What would you say about data storage with a lifetime of billions of years? I’d say that extraordinary claims require extraordinary support. The University of Southampton’s Optoelectronics Research Center says it’s developed digital storage that will last for 13.8 billion years at 190° C — or at least that’s how it came out in the report. Peter Kazansky says “we have created the first document which will likely survive the human race.” (And the death of the Sun?)
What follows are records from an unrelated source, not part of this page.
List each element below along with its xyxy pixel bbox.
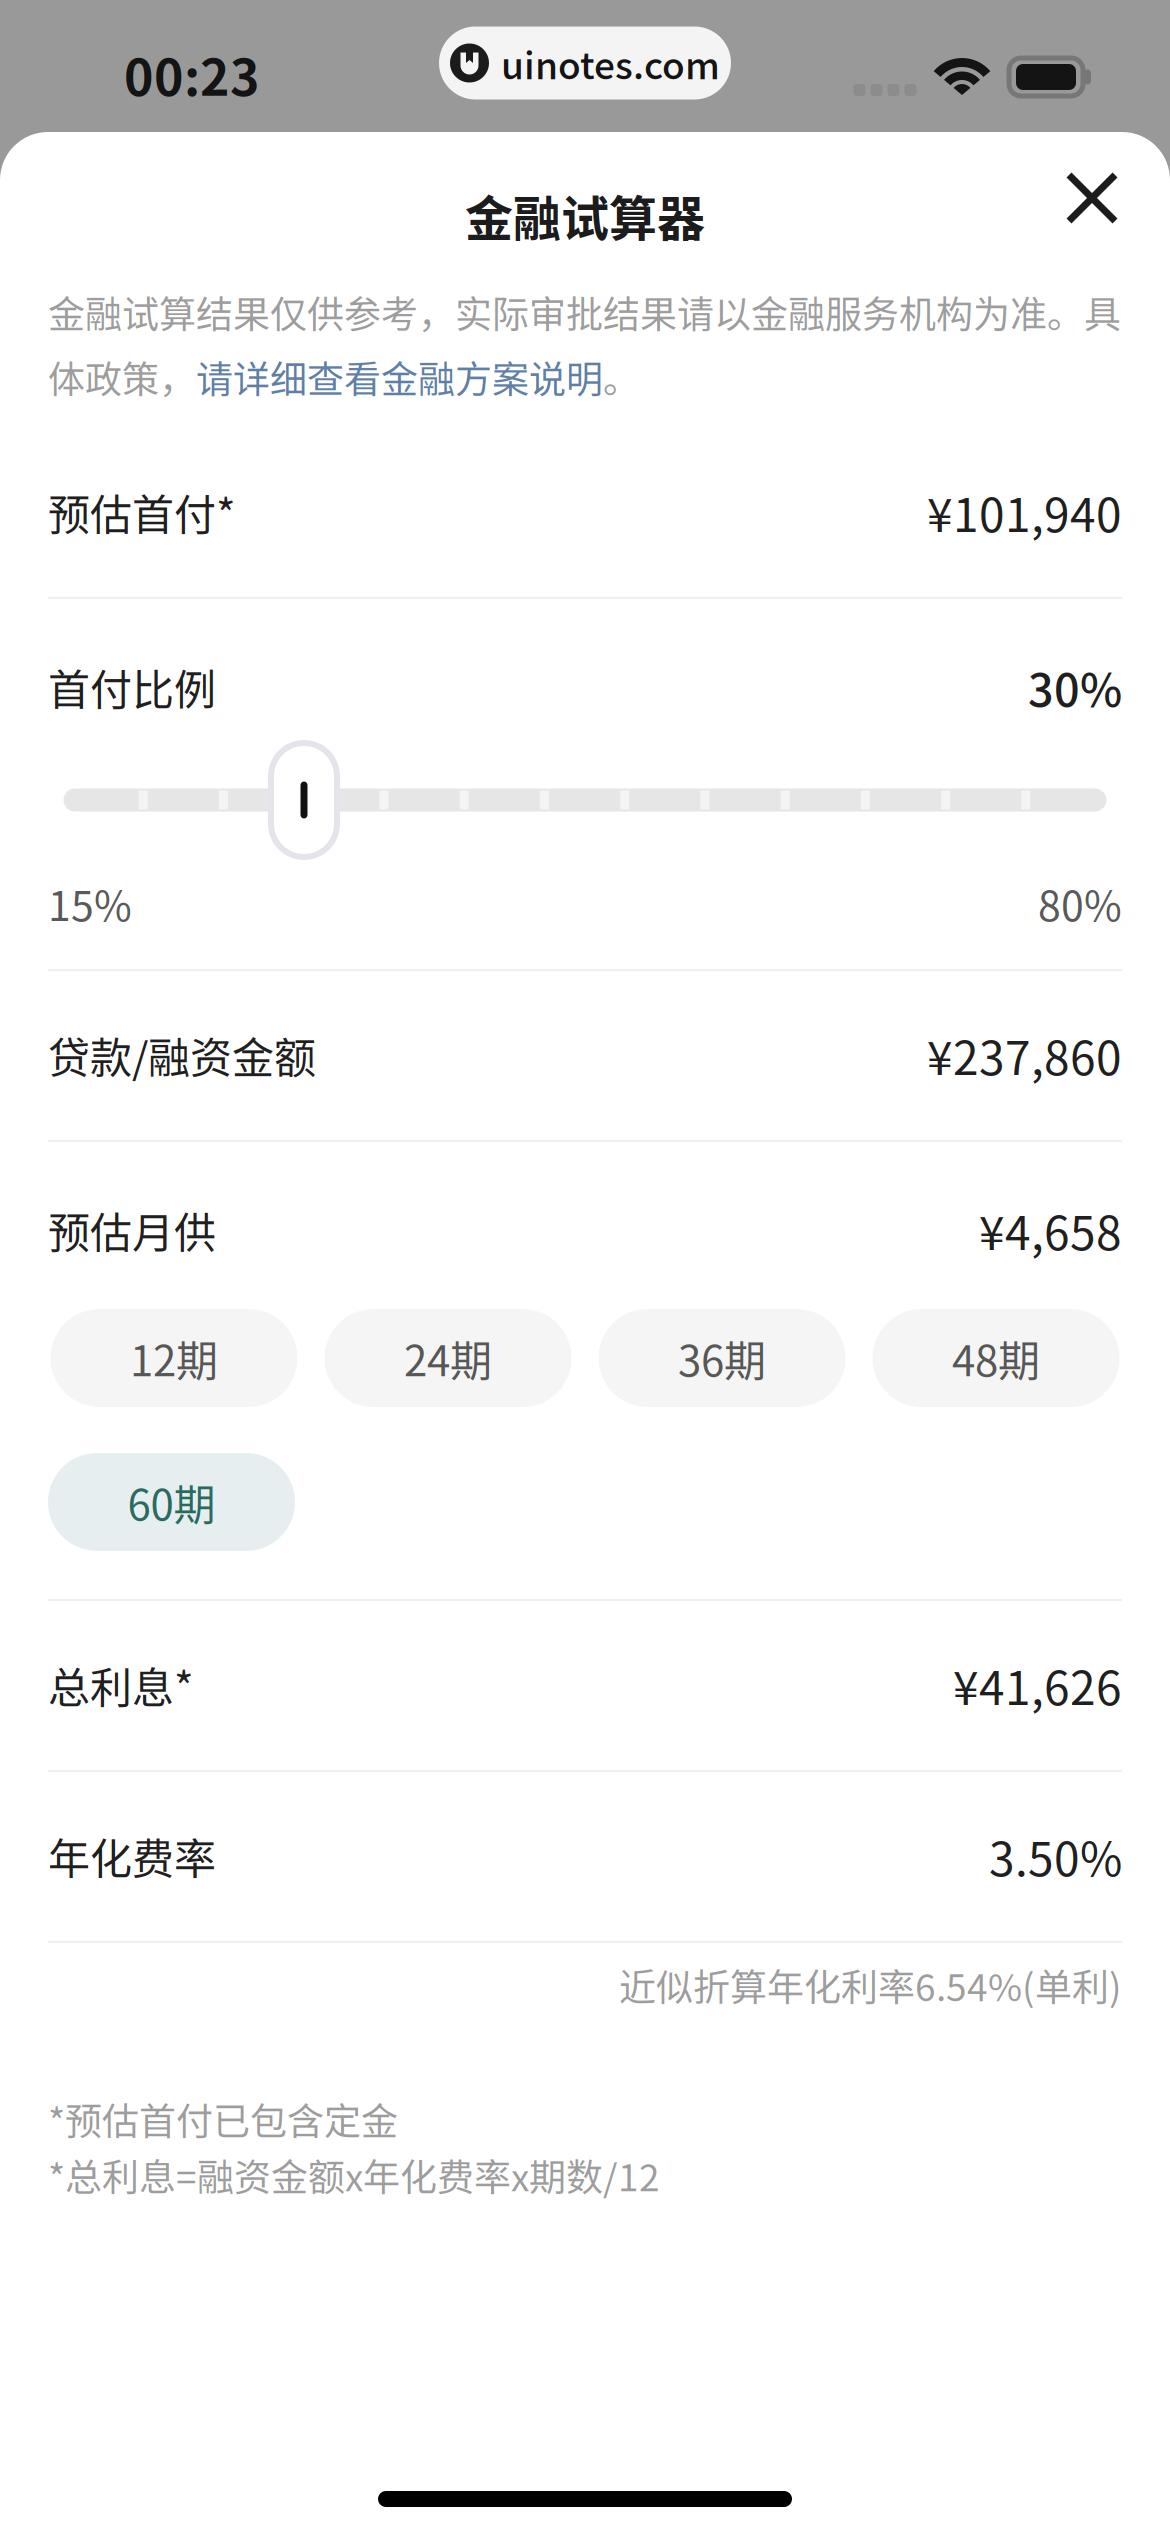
staticText: ¥4,658: [979, 1197, 1122, 1263]
staticText: 首付比例: [48, 657, 216, 717]
button[interactable]: 60期: [48, 1453, 295, 1551]
staticText: 。: [603, 350, 640, 404]
button[interactable]: 请详细查看金融方案说明: [196, 350, 603, 404]
staticText: ¥237,860: [927, 1022, 1122, 1088]
staticText: 贷款/融资金额: [48, 1025, 316, 1085]
staticText: 00:23: [124, 38, 260, 110]
button[interactable]: 12期: [50, 1309, 298, 1407]
staticText: 金融试算结果仅供参考，实际审批结果请以金融服务机构为准。具: [48, 285, 1121, 339]
staticText: 48期: [952, 1328, 1040, 1388]
staticText: uinotes.com: [501, 36, 720, 90]
staticText: ¥41,626: [953, 1652, 1122, 1718]
staticText: *预估首付已包含定金: [48, 2092, 398, 2146]
staticText: 预估月供: [48, 1200, 216, 1260]
staticText: 15%: [48, 873, 132, 933]
button[interactable]: 24期: [324, 1309, 572, 1407]
staticText: *总利息=融资金额x年化费率x期数/12: [48, 2148, 660, 2202]
staticText: 金融试算器: [465, 180, 705, 250]
staticText: 总利息*: [48, 1655, 194, 1715]
staticText: 近似折算年化利率6.54%(单利): [619, 1958, 1122, 2012]
button[interactable]: 48期: [872, 1309, 1120, 1407]
staticText: 36期: [678, 1328, 766, 1388]
button[interactable]: 36期: [598, 1309, 846, 1407]
staticText: 80%: [1038, 873, 1122, 933]
staticText: 12期: [130, 1328, 218, 1388]
staticText: 60期: [128, 1472, 216, 1532]
staticText: 30%: [1028, 654, 1122, 720]
staticText: 体政策，: [48, 350, 196, 404]
staticText: 年化费率: [48, 1826, 216, 1886]
staticText: 3.50%: [989, 1823, 1122, 1889]
staticText: 请详细查看金融方案说明: [196, 350, 603, 404]
staticText: ¥101,940: [927, 479, 1122, 545]
staticText: 24期: [404, 1328, 492, 1388]
button[interactable]: Close: [1044, 150, 1140, 246]
staticText: 预估首付*: [48, 482, 236, 542]
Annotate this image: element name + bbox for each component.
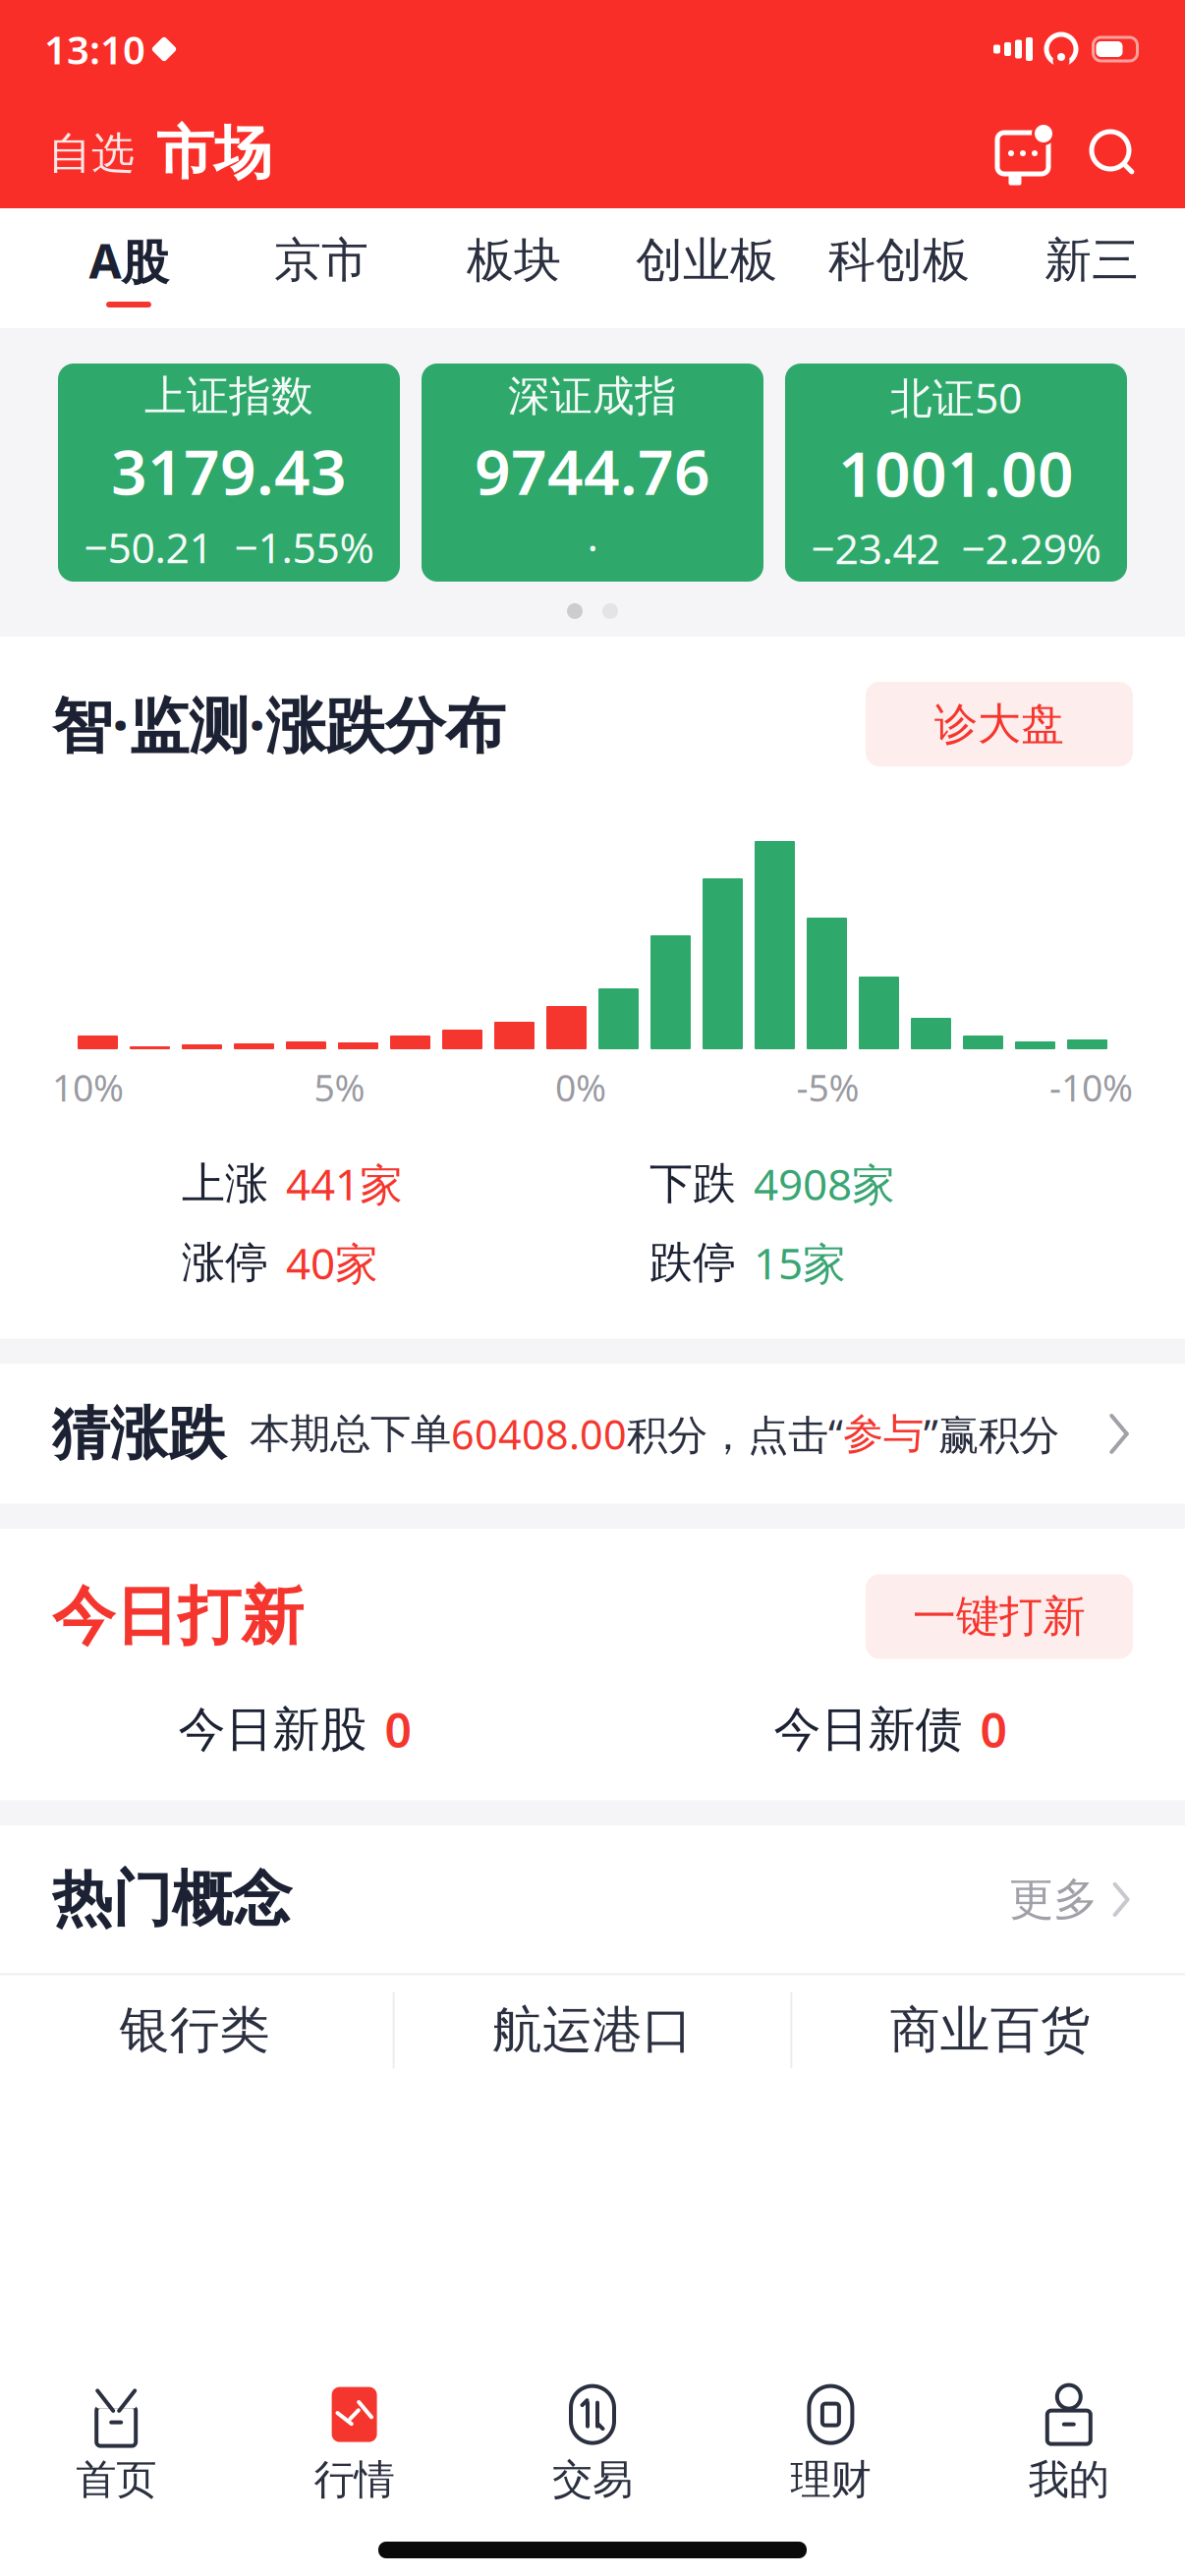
button[interactable]: 消息 <box>991 122 1054 185</box>
button[interactable]: 京市 <box>225 209 418 327</box>
staticText: · <box>587 519 598 575</box>
staticText: 我的 <box>1029 2455 1109 2505</box>
button[interactable]: 首页 <box>0 2381 235 2509</box>
button[interactable]: 交易 <box>473 2381 712 2509</box>
staticText: 13:10 <box>44 23 145 75</box>
button[interactable]: 诊大盘 <box>866 682 1133 766</box>
staticText: 更多 <box>1009 1872 1098 1927</box>
staticText: 9744.76 <box>475 429 710 512</box>
staticText: 北证50 <box>890 369 1022 425</box>
staticText: 市场 <box>156 118 272 189</box>
staticText: 3179.43 <box>111 429 347 512</box>
button[interactable]: 我的 <box>950 2381 1185 2509</box>
staticText: 下跌 <box>649 1157 736 1210</box>
staticText: 理财 <box>790 2455 871 2505</box>
button[interactable]: A股 <box>32 209 225 327</box>
button[interactable]: 猜涨跌 <box>0 1364 1185 1504</box>
button[interactable]: 航运港口 <box>395 1975 790 2085</box>
staticText: 深证成指 <box>508 370 677 422</box>
staticText: 京市 <box>274 231 368 289</box>
staticText: 热门概念 <box>52 1863 292 1937</box>
staticText: 积分，点击“ <box>627 1407 843 1461</box>
button[interactable]: 今日新债 <box>592 1680 1185 1779</box>
staticText: 参与 <box>843 1409 924 1459</box>
staticText: 4908家 <box>754 1155 895 1212</box>
button[interactable]: 今日新股 <box>0 1680 592 1779</box>
button[interactable]: 上证指数 <box>58 364 400 582</box>
button[interactable]: 行情 <box>235 2381 473 2509</box>
staticText: 银行类 <box>120 2000 270 2061</box>
staticText: 创业板 <box>636 231 777 289</box>
staticText: 自选 <box>48 127 135 180</box>
staticText: 诊大盘 <box>934 698 1064 751</box>
staticText: 跌停 <box>649 1236 736 1289</box>
staticText: 上证指数 <box>144 370 313 422</box>
staticText: −50.21 −1.55% <box>84 519 374 575</box>
staticText: 行情 <box>314 2455 395 2505</box>
staticText: −23.42 −2.29% <box>811 520 1101 576</box>
staticText: 猜涨跌 <box>52 1398 226 1469</box>
staticText: 本期总下单 <box>250 1409 451 1459</box>
button[interactable]: 理财 <box>712 2381 950 2509</box>
staticText: 1001.00 <box>838 431 1074 514</box>
staticText: 40家 <box>286 1234 378 1291</box>
staticText: 一键打新 <box>913 1590 1086 1643</box>
staticText: 交易 <box>552 2455 633 2505</box>
staticText: 0 <box>385 1698 411 1761</box>
button[interactable]: 新三 <box>995 209 1185 327</box>
staticText: 0 <box>980 1698 1007 1761</box>
staticText: 科创板 <box>828 231 970 289</box>
staticText: 商业百货 <box>890 2000 1090 2061</box>
staticText: 0% <box>555 1063 606 1112</box>
button[interactable]: 北证50 <box>785 364 1127 582</box>
staticText: 首页 <box>76 2455 156 2505</box>
staticText: 441家 <box>286 1155 403 1212</box>
staticText: 今日新股 <box>178 1701 367 1759</box>
button[interactable]: 市场 <box>142 112 286 195</box>
staticText: 10% <box>52 1063 124 1112</box>
staticText: 今日打新 <box>52 1578 304 1655</box>
button[interactable]: 自选 <box>40 117 142 190</box>
staticText: 智·监测·涨跌分布 <box>52 684 505 764</box>
staticText: ”赢积分 <box>924 1407 1059 1461</box>
button[interactable]: 深证成指 <box>422 364 763 582</box>
button[interactable]: 板块 <box>418 209 610 327</box>
staticText: 15家 <box>754 1234 846 1291</box>
staticText: -5% <box>796 1063 859 1112</box>
staticText: 新三 <box>1044 231 1139 289</box>
button[interactable]: 创业板 <box>610 209 803 327</box>
staticText: 5% <box>314 1063 365 1112</box>
button[interactable]: 商业百货 <box>792 1975 1185 2085</box>
staticText: 上涨 <box>182 1157 268 1210</box>
staticText: A股 <box>89 229 169 292</box>
staticText: 航运港口 <box>492 2000 693 2061</box>
button[interactable]: 搜索 <box>1054 122 1145 185</box>
staticText: 板块 <box>467 231 561 289</box>
staticText: 涨停 <box>182 1236 268 1289</box>
button[interactable]: 更多 <box>1009 1860 1133 1939</box>
button[interactable]: 银行类 <box>0 1975 393 2085</box>
staticText: -10% <box>1049 1063 1133 1112</box>
button[interactable]: 科创板 <box>803 209 995 327</box>
staticText: 今日新债 <box>774 1701 962 1759</box>
button[interactable]: 一键打新 <box>866 1574 1133 1659</box>
staticText: 60408.00 <box>451 1407 627 1461</box>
monolithI’d treat the claim with at least as much caution as a claim of cold fusion. A couple of years ago I wrote a science fiction story with such a device as its central premise; people to whom I described the story pointed out the difficulties, including the question of how something could be writable, yet tough enough to last while a planet evolved intelligence. It doesn’t help that the article calls 190° C “room temperature” and that it makes unexplained references to “five-dimensional digital data” storing 360 terabytes. They call it the “Superman memory crystal.” Wouldn’t the “Mxyzptlk memory crystal” be more appropriate? It’s made not out of some super-strong Kryptonian material, but of quartz glass. Over a period of billions of years, the device would have to survive planetary catastrophes. Even if it all works, there’s the question of how some future intelligent species would decipher 5D storage.

Some digging turned up a 2013 article on “5D Data Storage by Ultrafast Laser Nanostructuring in Glass” by Jingyu Zhang, Mindaugas Gecevičius, Martynas Beresna, and Peter G. Kazansky. The two extra dimensions are “slow axis orientation” and “strength of retardance.” I don’t know what they mean, but some searching shows they really are terms used in laser technology.

If this is a real datalith, I’d love it, but I’m skeptical.